WMST maintains higher power than RMST even when $ au_0$ deviates from the optimal time point.

Abstract

In recent years, cancer clinical trials have increasingly encountered non proportional hazards (NPH) scenarios, particularly with the emergence of immunotherapy. In randomized controlled trials comparing immunotherapy with conventional chemotherapy or placebo, late difference and early crossing survivals scenarios are commonly observed. In such cases, window mean survival time (WMST), the area under the survival curve within a pre-specified interval $[\tau_0, \tau_1]$, has gained increasing attention due to its superior power compared to restricted mean survival time (RMST), the area under the survival curve up to a pre-specified time point.

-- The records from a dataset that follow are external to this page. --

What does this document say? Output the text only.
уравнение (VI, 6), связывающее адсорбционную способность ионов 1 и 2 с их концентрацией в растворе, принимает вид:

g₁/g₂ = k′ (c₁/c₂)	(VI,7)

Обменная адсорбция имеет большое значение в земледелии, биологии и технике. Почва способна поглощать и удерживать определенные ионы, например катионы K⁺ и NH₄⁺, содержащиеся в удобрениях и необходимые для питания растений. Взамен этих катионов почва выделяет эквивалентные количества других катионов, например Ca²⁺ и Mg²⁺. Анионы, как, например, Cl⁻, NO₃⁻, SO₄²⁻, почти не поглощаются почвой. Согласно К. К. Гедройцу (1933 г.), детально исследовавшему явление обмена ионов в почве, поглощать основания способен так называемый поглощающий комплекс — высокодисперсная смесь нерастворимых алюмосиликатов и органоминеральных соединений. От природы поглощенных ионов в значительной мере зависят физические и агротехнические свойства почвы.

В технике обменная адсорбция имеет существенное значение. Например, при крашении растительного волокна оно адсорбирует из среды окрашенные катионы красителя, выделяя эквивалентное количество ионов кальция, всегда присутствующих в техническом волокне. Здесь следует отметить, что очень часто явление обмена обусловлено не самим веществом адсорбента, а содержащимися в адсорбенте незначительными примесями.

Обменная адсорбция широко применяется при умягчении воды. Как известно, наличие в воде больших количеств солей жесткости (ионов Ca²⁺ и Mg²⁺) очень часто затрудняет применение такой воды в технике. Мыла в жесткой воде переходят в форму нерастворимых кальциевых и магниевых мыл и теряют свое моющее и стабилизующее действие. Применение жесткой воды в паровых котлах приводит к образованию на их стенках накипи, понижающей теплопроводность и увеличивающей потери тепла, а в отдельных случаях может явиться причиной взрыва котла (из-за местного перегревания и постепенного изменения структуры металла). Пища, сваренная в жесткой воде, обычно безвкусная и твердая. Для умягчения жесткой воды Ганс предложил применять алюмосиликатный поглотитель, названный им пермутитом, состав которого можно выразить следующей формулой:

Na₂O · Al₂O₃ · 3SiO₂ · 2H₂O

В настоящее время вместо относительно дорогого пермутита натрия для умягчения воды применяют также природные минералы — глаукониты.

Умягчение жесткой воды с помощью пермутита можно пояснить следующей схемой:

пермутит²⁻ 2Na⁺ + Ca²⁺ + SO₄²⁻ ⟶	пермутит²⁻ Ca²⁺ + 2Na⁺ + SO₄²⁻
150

Considering the increasing use of progression-free survival as a co-primary endpoint alongside overall survival, there is a critical need to establish a WMST estimation method for interval-censored data; however, sufficient research has yet to be conducted. To bridge this gap, this study proposes a WMST inference method utilizing one-point imputations and Turnbull's method. Extensive numerical simulations demonstrate that the WMST estimation method using mid-point imputation for interval-censored data exhibits comparable performance to that using Turnbull's method. Since the former facilitates standard error calculation, we adopt it as the standard method. Numerical simulations on two-sample tests confirm that the proposed WMST testing method have higher power than RMST in late difference and early crossing survival scenarios, while having compatible power to the log-rank test under the PH. Furthermore, even when pre-specified $\tau_0$ deviated from the clinically desirable time point, WMST consistently maintains higher power than RMST in late difference and early crossing survivals scenarios.